I wear a lot of make up, it's quite clearly acne, if you saw me I'm sure you'd be able to work that out with out having to ask such a rude question Esco
Thanks for all the replies glad I am not being unreasonable in being upset.

OP posts:
5minutestobed · 10/05/2016 17:08

Also wichy sorry for your loss, I hope you complain about that midwife, that's awful.

OP posts:
AnthonyPandy · 10/05/2016 17:21

Please complain if you feel able to.

If you don't feel able to then complain anyway!!! Seriously, that is the only way some of these people will ever learn.

Dancingtothemusicoftime · 10/05/2016 17:29

I was breast-feeding my youngest DD quite soon after her birth - a student midwife who was checking my chart commented to me, 'I really don't get this obsession with breast-feeding, I think it makes women's breasts look like udders and it is revolting.'

Needless to say I was both shocked and completely taken aback. I told the senior midwife on duty who sighed heavily and made clear that this was not the first inappropriate comment from that particular student.

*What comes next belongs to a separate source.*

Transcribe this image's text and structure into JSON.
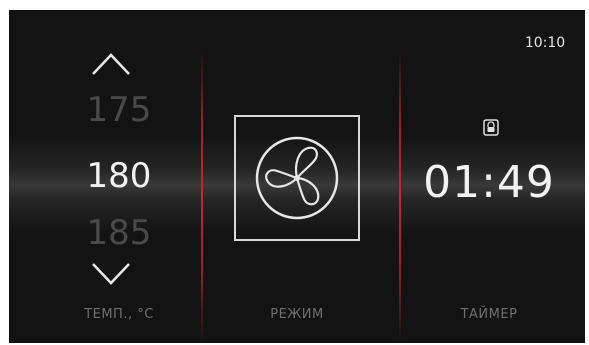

My DSIS (a midwife herself) was told to 'stop being pathetic' by a student midwife when she was distraught with pain when her contractions escalated unusually rapidly during the early stages of her first labour. Some of her finest Anglo-Saxon was deployed in response to that particularly empathetic comment Grin.

Kariana · 10/05/2016 17:35

I can't believe these people are midwives, what disgusting behaviour! I thought mine was bad enough when I had a hairband extending the button on my trousers so they fit properly and she said "oh how common, buy some clothes". I was so shocked I laughed and acted like it was a joke but I'm not sure she meant it that way.

Dancingtothemusicoftime · 10/05/2016 17:43

Kariana oh that's awful Shock.

My DSIS, the midwife, loves her job and most of her colleagues but says that some are just awful and she has no idea why they are in the profession. She witnessed one telling a woman who had had a late termination due to foetal deformity that she was a 'murdering bitch' Sad. Needless to say she reported that.

murphyslaws · 10/05/2016 17:53

Complain! That's terrible.

Graceymac · 10/05/2016 17:54

As a nurse I can tell you that she was completely innapropriate and insensitive. I would inquire if I felt concern about an aspect of a persons appearance and felt that an investigation or intervention was required or may help. Part of our code of conduct which all nurses and midwives must adhere to covers showing respect for the person and maintaining their dignity. Clearly by making such a rude comment which was in no way helpful to you breaches this code. I would complain.